Tell them what they want to hear, and they will be more interested in giving you a chance to share more about how you can serve them.
- Explain what you’ll do for them, not what they can do for you
When you’ve gotten the reader hooked with your lead, it is time to spend the body of your letter explaining what you will deliver…aka how you can serve them. Once again, this starts with reading the job description and pinpointing 3-4 job requirements you know you have the experience for and can deliver upon. Now you might be saying “But I already did that in my resume’”. The answer is yes – you listed your qualifications in bullet form, but now it is time to go beyond the resume and expand upon your qualifications. Here you can go into more details about the experiences that have helped you build your skills that make you qualified for the position.
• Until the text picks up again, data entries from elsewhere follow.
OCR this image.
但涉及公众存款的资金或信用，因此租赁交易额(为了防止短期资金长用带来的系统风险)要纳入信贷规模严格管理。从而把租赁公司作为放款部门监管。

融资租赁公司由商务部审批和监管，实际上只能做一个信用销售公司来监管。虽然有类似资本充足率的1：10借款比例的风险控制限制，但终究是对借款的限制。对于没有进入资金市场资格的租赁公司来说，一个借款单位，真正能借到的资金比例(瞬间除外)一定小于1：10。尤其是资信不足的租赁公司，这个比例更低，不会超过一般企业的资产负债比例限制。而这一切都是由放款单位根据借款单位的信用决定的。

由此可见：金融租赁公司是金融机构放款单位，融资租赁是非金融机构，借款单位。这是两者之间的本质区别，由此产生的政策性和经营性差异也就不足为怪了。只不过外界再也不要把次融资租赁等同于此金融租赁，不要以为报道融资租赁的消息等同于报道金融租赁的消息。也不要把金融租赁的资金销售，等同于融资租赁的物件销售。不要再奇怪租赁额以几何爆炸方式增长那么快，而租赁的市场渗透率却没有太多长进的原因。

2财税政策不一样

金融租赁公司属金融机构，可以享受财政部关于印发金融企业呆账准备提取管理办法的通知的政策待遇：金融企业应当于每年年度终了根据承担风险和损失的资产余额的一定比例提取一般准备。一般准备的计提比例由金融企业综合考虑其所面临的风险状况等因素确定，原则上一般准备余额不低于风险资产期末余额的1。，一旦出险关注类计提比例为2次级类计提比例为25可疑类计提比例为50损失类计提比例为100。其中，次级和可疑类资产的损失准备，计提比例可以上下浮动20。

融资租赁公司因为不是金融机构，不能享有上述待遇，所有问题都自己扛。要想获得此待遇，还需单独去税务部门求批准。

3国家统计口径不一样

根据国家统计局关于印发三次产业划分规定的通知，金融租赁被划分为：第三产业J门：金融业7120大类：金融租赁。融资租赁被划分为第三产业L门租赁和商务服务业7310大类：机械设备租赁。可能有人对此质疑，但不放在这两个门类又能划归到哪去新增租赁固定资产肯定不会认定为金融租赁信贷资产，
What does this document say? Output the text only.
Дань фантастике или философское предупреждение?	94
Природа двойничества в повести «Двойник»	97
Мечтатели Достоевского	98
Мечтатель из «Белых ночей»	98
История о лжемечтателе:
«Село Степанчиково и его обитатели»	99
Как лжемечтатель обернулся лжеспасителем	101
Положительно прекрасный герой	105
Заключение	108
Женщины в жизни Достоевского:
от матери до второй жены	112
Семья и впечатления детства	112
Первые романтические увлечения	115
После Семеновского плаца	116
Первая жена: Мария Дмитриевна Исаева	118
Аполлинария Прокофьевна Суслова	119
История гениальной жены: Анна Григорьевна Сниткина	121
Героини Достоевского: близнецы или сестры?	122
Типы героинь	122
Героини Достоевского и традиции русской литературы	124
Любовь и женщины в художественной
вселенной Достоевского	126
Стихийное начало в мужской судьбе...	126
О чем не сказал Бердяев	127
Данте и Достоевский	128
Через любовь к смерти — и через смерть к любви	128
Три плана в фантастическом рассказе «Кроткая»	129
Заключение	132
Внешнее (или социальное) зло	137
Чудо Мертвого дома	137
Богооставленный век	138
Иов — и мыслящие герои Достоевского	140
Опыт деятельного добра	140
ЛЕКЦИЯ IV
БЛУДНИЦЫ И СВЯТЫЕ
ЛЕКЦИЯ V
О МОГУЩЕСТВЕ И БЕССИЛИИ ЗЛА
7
You should expand upon the specific work you did, what you accomplished in your past experiences and how you added value in other places of work and/or the skills you gained from your past experiences. Always remember that all the skills you expand upon should marry up to how you plan to add value to their company. For example, if you are applying for an event coordinator internship or position, instead of saying “I developed a 16-week planning schedule to execute all event planning on time at my last job” you could say “I could use my organization and planning development skills from my past experiences to develop a 4-month planning schedule that will ensure your company’s events are executed on time and on budget.”
- Seal it with a CTA
Don’t leave the employer guessing. At the end of your letter, be sure to re-iterate your interest in the job and make it clear as to what you would like them to do next. Your CTA should include a timeline for following up, how they can reach you, either email or phone, and the times you are best available during the day. Regardless of how you decide to compose your final statements, just make sure they are left knowing your level of interest and how they can reach you.